Latvia was one of the countries which dealt with COVID-19 quite fast, but it came with cost. 80% of all outpatient appointments were cancelled, along with the same amount of inpatient appointments. As with everywhere else, we have seen social distancing and infection prevention measures introduced at pace. Some hospitals introduced new digital technology where possible as the COVID-19 pandemic began, but some unfortunately stayed as they were. We all understood quickly that technology is one of the key factors in delivering healthcare during COVID-19. Very quickly, the market was flooded with new technology to choose from. The challenge for the hospitals is to identify technology that is not just ready for the here-and-now but is future-proof.

What is the biggest change or development you have seen in the industry during your career?

Without a doubt, COVID-19 has been the catalyst for major technological development across healthcare worldwide, not just Europe. We too have had to adapt fast to embrace new technologies – such as all meetings being conducted via video calls. Hospitals such as the Children’s Hospital in Latvia, which had already adopted digital patient flow were able to manage the disruption caused by COVID a little easier. I had several conversations with staff explaining that while they might not have seen all the benefits to transitioning to a paper-lite process originally, they could not do without the technology now.

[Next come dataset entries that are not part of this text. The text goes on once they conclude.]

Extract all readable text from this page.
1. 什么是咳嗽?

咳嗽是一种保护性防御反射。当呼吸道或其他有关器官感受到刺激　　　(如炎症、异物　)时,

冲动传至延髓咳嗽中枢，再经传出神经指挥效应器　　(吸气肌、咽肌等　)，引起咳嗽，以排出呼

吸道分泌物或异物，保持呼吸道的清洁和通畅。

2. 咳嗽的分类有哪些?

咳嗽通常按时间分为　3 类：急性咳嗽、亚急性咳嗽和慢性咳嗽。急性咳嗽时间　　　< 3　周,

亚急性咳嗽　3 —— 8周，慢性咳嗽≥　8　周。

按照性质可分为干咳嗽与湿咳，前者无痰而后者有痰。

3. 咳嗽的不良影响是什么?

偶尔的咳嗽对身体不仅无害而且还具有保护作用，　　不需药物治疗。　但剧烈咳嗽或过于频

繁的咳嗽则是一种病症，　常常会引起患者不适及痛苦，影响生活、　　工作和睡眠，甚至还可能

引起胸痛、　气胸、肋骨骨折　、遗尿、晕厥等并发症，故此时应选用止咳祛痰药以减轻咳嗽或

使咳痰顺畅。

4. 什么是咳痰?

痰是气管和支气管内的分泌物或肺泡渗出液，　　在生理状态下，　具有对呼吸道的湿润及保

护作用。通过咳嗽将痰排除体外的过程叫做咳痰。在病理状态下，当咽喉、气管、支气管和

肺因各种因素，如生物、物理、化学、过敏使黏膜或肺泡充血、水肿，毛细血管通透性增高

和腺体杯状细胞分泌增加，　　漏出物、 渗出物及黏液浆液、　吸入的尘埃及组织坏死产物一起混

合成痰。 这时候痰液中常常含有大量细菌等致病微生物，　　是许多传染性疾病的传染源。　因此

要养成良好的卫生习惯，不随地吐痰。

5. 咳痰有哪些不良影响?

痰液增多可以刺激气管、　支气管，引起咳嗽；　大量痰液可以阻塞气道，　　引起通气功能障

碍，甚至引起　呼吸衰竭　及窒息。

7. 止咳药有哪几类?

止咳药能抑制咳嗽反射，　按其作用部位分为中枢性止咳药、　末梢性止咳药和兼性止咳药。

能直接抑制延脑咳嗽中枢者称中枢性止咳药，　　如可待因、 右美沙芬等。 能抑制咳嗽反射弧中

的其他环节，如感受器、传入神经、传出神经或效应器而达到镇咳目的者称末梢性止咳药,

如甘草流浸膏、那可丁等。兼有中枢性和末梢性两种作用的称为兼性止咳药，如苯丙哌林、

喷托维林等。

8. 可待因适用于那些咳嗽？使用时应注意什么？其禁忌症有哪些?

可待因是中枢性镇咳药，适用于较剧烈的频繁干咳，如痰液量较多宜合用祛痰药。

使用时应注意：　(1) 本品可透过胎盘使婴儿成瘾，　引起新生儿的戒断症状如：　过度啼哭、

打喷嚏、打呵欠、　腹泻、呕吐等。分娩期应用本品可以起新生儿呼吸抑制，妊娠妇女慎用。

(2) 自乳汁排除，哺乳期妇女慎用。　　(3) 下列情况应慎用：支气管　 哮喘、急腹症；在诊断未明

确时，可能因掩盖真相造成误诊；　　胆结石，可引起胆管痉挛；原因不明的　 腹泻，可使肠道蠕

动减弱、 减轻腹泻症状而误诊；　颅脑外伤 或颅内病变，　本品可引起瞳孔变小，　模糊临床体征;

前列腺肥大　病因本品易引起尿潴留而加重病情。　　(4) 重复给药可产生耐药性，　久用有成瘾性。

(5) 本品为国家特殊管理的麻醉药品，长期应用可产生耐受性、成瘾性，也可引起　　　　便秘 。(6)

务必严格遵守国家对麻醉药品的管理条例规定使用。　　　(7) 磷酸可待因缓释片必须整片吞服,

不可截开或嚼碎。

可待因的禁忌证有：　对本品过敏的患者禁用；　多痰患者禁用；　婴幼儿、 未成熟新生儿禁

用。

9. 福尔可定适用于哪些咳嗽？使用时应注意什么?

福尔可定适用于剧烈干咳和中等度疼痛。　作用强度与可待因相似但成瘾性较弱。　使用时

What project are you most proud to have been involved in or to be involved with?

The Children’s Hospital project in Latvia was my first ‘solo’ project, and therefore perhaps the closest to my heart because I was 100% responsible for it. It began my relationship with Intouch with Health and brought them into the Baltic region. Once I had identified Intouch as the ideal provider for the digital transformation the hospital required, I had to convince other hospitals to come on board with me and make similar changes. It was challenging for sure, but to get to know the team at Intouch with Health was very enjoyable and critical to the success of the project. I was able to develop a strong relationship with a leading international company and learn so much from their team. I have a great relationship with Yara Safi, the Intouch International Account Manager.

What do you think the future holds for healthcare beyond COVID?

Healthcare is in front of some big challenges, as are many industries such as energy, transportation, food, and banking. Some of these challenges can be solved only via technology and change management. Robots, AI, BIG data, G5 and other technologies will become everyday tech for healthcare providers and users. Virtual clinics, virtual assistants, surgeries performed by remote surgeons in another location will become new ‘ways-of-working’.

Personally, I think that concept of a hospital will be different in some years’ time. It will look more like an ‘Airbnb’ concept. Healthcare is certainly going to experience significant change very soon, perhaps being 5 years of progression into just 12 months.